Monday, January 20, 2020

How to Use Service-Level Agreements for Success



What is a Service Level Agreement (SLA) is a contract between a service provider and its customers that documents the services that the provider will provide and defines the service standards to be met.

A service level commitment (SLC) is a broader and more common form of an SLA. The two differ because an SLA is bidirectional and involves two teams. On the other hand, an SLC is a unidirectional obligation that establishes what an organization can guarantee to its customers at all times.

Why are SLAs critical?

Service providers need Service Level Agreements to help them manage customer expectations and define the levels of severity and circumstances under which they are not responsible for interruptions or performance issues. Customers can also benefit from SLAs because the contract describes the performance characteristics of the service, which can be compared with the SLAs of other providers, and establishes the means to correct service problems.

The SLA is usually one of the two necessary agreements that service providers have with their customers. Many service providers establish the main service contract to develop the terms and conditions under which they will work with customers. The SLA Agreement is usually incorporated by reference in the service provider's main service contract. Between the two service contracts, the SLA adds higher specificity about the services provided and the metrics that will be used to measure its performance.

When IT outsourcing first appeared in the late 1980s, service level contracts evolved as a mechanism to govern these relationships. Service Level Agreement Template defines expectations for the performance of a service provider and set penalties for breaching targets and, in some cases, bonuses for exceeding them. Since outsourcing projects were once customized for a specific client, outsourcing SLAs were often created to govern a particular project.

Who needs a service level agreement?

Service level agreements are believed to come from network service providers but are now widely used in several IT-related areas. Some examples of industries that establish Service Level Management include IT service providers and managed service providers, as well as cloud and Internet service providers.

Corporate IT organizations, particularly those that have adopted the management of IT services, sign service level agreements with their internal customers, users of other corporate functions. An IT department creates an SLA so that its services can be measured, justified, and perhaps compared with those of outsourcing providers.

What is an SLA?

Generally speaking, an SLA includes typically a statement of objectives, a list of services to be covered by the contract, and a definition of the responsibilities of the service provider and the client under the SLA.

The client, for example, will be responsible for providing a representative to solve problems with the service provider regarding the SLA. The service provider will be responsible for respecting the level of service, as defined by the SLA. The performance of the service provider is evaluated based on a set of metrics.

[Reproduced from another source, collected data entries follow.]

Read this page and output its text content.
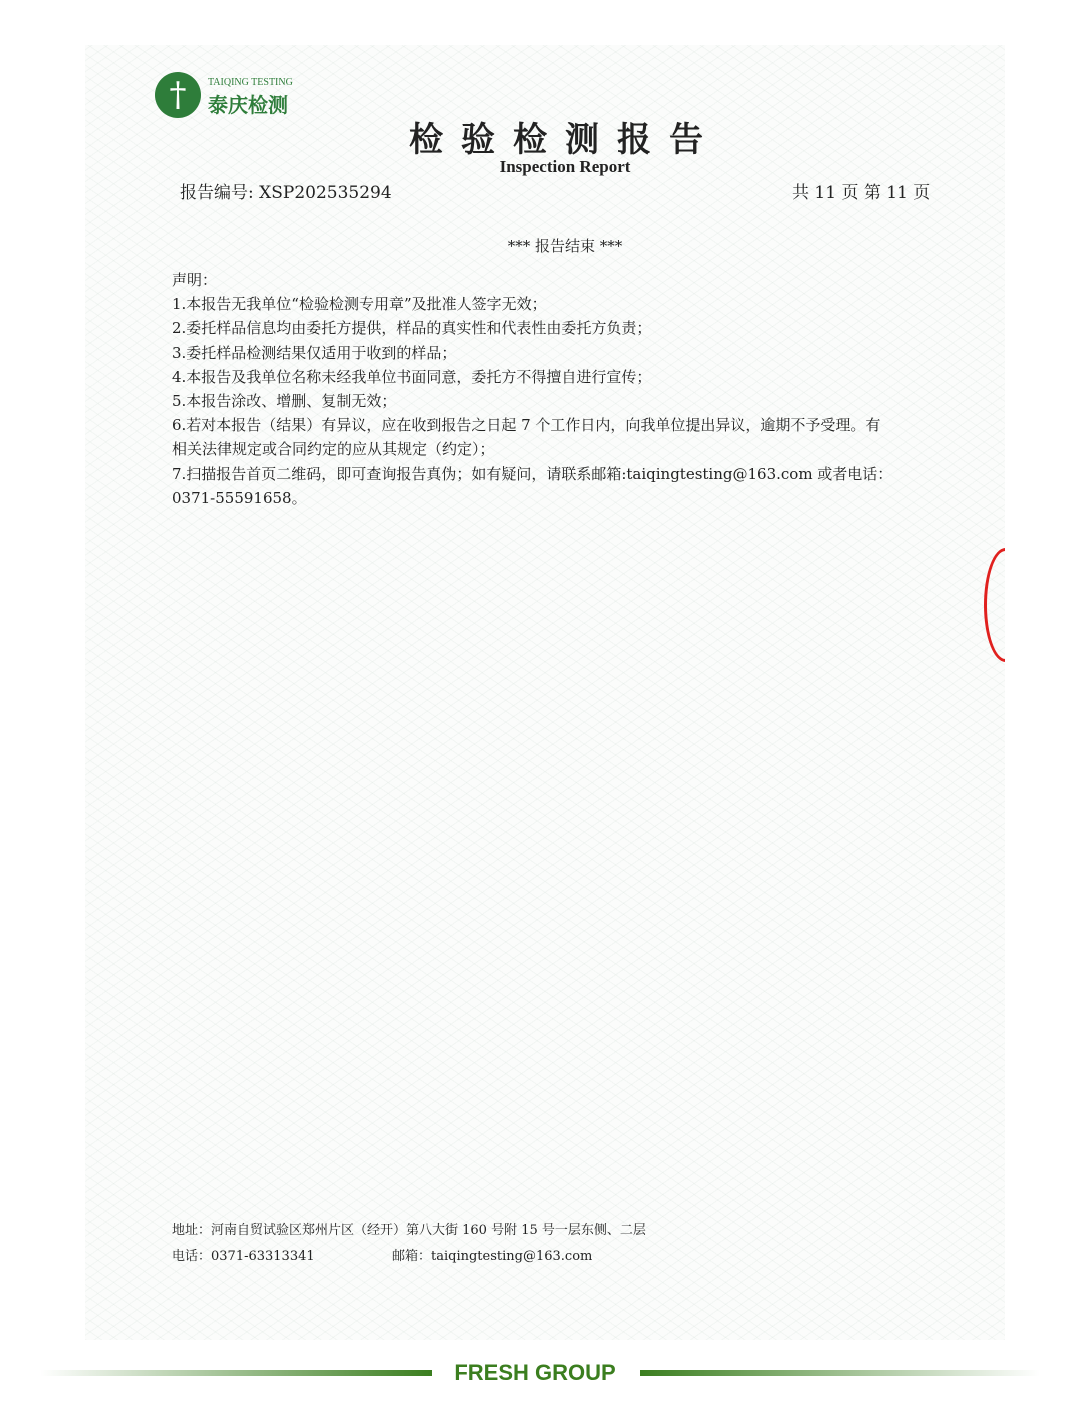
†	TAIQING TESTING
泰庆检测
检验检测报告
Inspection Report
报告编号: XSP202535294	共 11 页 第 11 页
*** 报告结束 ***
声明：
1.本报告无我单位“检验检测专用章”及批准人签字无效；
2.委托样品信息均由委托方提供，样品的真实性和代表性由委托方负责；
3.委托样品检测结果仅适用于收到的样品；
4.本报告及我单位名称未经我单位书面同意，委托方不得擅自进行宣传；
5.本报告涂改、增删、复制无效；
6.若对本报告（结果）有异议，应在收到报告之日起 7 个工作日内，向我单位提出异议，逾期不予受理。有
相关法律规定或合同约定的应从其规定（约定）；
7.扫描报告首页二维码，即可查询报告真伪；如有疑问，请联系邮箱:taiqingtesting@163.com 或者电话：
0371-55591658。
地址：河南自贸试验区郑州片区（经开）第八大街 160 号附 15 号一层东侧、二层
电话：0371-63313341	邮箱：taiqingtesting@163.com
FRESH GROUP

Response time and resolution time are among the main parameters included in an SLA since they are related to how the service provider handles a service interruption.

Main components of an SLA

The main elements of a service level agreement are:

General description of the contract: this first section establishes the basic concepts of the deal, including the parties involved, the start date, and a general introduction to the services provided.

Description of services: the SLA needs a detailed description of each service offered, in all possible circumstances, with response times included. Service definitions should consist of how the services are provided if a maintenance service is provided, what are the hours of operation, where the dependencies exist, a summary of the processes and a list of all the technologies and applications used.

Exclusions: the specific services which are not offered must also be clearly defined to avoid any confusion and to eliminate the margin of the hypothesis of the other parties.

Service performance: performance measurement metrics and performance levels are defined. The client and the service provider must agree on a list of all the parameters they will use to measure the service levels of the provider.

Repair: compensation or payment must be defined if a supplier cannot adequately comply with his SLA.

Stakeholders: clearly define the parties involved in the contract and define their responsibilities.

Security: all security measures that the service provider will adopt are defined. This generally includes drafting and concluding anti-poaching contracts, computer security, and confidentiality.

Risk management and disaster recovery: Risk management processes and a disaster recovery plan are established and communicated.